Ensemble, mais pas tout à fait
Dans la cité de xxx à Saint-Denis, Mourad est mon comparse. Débarquée de Marseille pour faire une enquête sur les trafics de drogues à Saint-Denis, je n’y connais personne, les lieux, les gens, et même le vocabulaire ne m’y sont pas familiers. Même en ratissant large, impossible d’y trouver une vague connaissance, un copain d’un copain, pas même un contact par l’intermédiaire d’une obscure recommandation. Alors je vais au Centre Social du quartier, j’y passe du temps à trainer, boire des cafés, discuter avec les animateurs ou avec des habitants du quartier qui viennent là pour telle activité, tel problème administratif à résoudre ou juste pour se retrouver pendant que leurs enfants sont en soutien scolaire ou en activité de loisir. Je dis ce que je fais là : certains ne relèvent pas, d’autres commentent sur « les réseaux »ou « le trafic » de manière un peu vague, et on bavarde d’autre chose. Un jour, Mourad, qui est animateur et que je croise régulièrement me dit : « Tu veux vraiment y aller ? On va y aller ! ». Et nous voilà partis, en balades dans le quartier, au gré desquelles chaque entrée d’immeuble, coin de square, angle de rue, parking, est l’occasion pour Mourad de me raconter le trafic, ses histoires, ses enjeux, son fonctionnement, ses acteurs...
Un jour, alors que nous arpentons une extrémité du quartier jusque là inexplorée, une irrépressible envie de pisser me prend, qui ne souffre pas d’attendre, ni de revenir au centre social ou d’aller à l’appartement de la maman de Mourad qui habite le quartier. Or, se trouve là, juste devant, ce qui semble être le local d’un club de jeunes. Sur le perron, une dizaine d’hommes entre 20 et 30 ans bavardent en fumant des pétards. Laissant Mourad en plan, je fonce vers l’entrée, je demande si je peux utiliser les toilettes, un des hommes m’indique une porte au fond, j’y file. Je ferme le verrou et après m’être soulagée, je lève les yeux vers une pauvre ampoule qui pend d’un long fil au plafond et menace de tomber. En tentant de réajuster le fil à son attache du plafond, un paquet rectangulaire me tombe littéralement sur les pieds, de la taille d’une boite à chaussures, emballé de papier aluminium.

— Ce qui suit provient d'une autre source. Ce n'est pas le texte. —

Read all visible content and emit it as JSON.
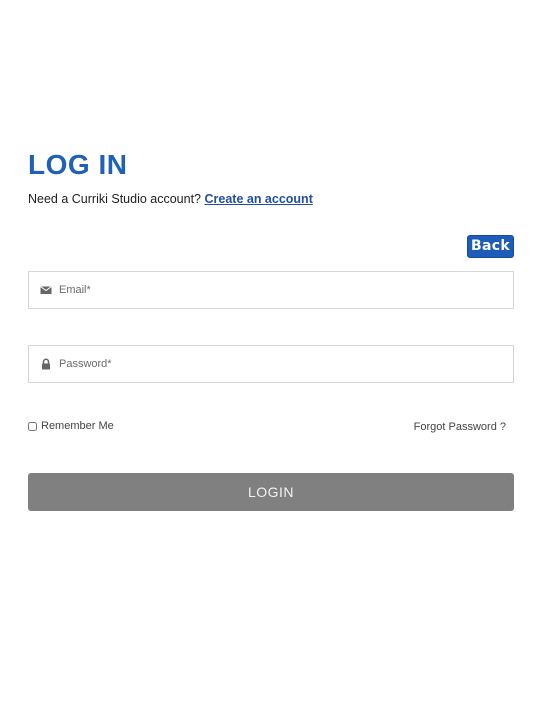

A peine temps de penser : « héroïne ; ne pas y toucher ! », qu’on tambourine violemment à la porte et qu’une voix masculine forte et menaçante crie « qu’est ce qu’elle fout là celle-là ? ». J’ouvre la porte, un énorme type me saisit par l’épaule de ma veste, ses yeux vont des miens au paquet deux ou trois fois en même temps qu’il m’étreint plus fortement. Et dans le même temps, une main se pose doucement sur l’épaule de l’homme et m’apparait le visage de Mourad qui s’approche de son oreille et glisse avec un calme olympien et un air dégouté à mon égard : « t’inquiète, elle est avec moi ». Mourad m’attrape le bras, me tire vers lui doucement, amenant l’homme à desserrer son étreinte et me laisser passer. Je quitte le local toujours entrainée par Mourad, les yeux rivés sur mes chaussures. Une fois éloignés, je reprends mon souffle –je crois bien avoir été en apnée pendant l’interminable minute qu’aura duré en tout et pour tout l’incident-, je lève enfin les yeux vers Mourad qui éclate de rire. Fin de l’histoire, nous reprenons nos déambulations.

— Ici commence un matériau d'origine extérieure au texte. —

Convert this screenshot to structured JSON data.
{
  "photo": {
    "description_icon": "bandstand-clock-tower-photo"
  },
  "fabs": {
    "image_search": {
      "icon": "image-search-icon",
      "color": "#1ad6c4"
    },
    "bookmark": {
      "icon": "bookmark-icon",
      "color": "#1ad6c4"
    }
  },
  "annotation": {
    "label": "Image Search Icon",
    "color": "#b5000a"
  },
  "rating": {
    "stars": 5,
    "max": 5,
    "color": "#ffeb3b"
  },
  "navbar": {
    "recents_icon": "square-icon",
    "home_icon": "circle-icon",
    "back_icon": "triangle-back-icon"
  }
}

De cette anecdote, j’ai appris une chose essentielle du cheminement de recherche : la nécessité de penser et réaliser conjointement le travail de terrain et, partant, d’y associer nos comparses. Lorsque Mourad m’a proposé de me faire « entrer dans la place », il m’avait observée depuis quelques temps, peut-être même s’était-il renseigné auprès des habitants avec lesquels j’échangeais. Plusieurs fois nous avions discuté comme on fait connaissance au bistrot : d’où tu viens ? C’est quoi ton boulot ? Tu as des enfants ? Tu les as achetés où tes baskets ? Et Mourad m’avait un jour accordé sa confiance, au point de m’ouvrir la porte de son quartier et des activités de vente de drogues qui s’y déployaient. Pour brouiller les pistes, je pourrais dire que j’avais fait de même ; mais pas tout à fait. Je découvrais grâce à Mourad les composantes du trafic local : les lieux, les acteurs –vendeurs et clients-, les produits, les modes d’organisation des équipes… mais je ne travaillais avec lui ni la méthodologie de l’enquête ni l’analyse de observations recueillies.
A partir de cet incident, j’ai toujours –du moins à chaque fois que possible- échangé avec mes comparses de terrain sur la manière de procéder et sur les conclusions à tirer : je leur apprends la sociologie, ils m’apprennent le réel.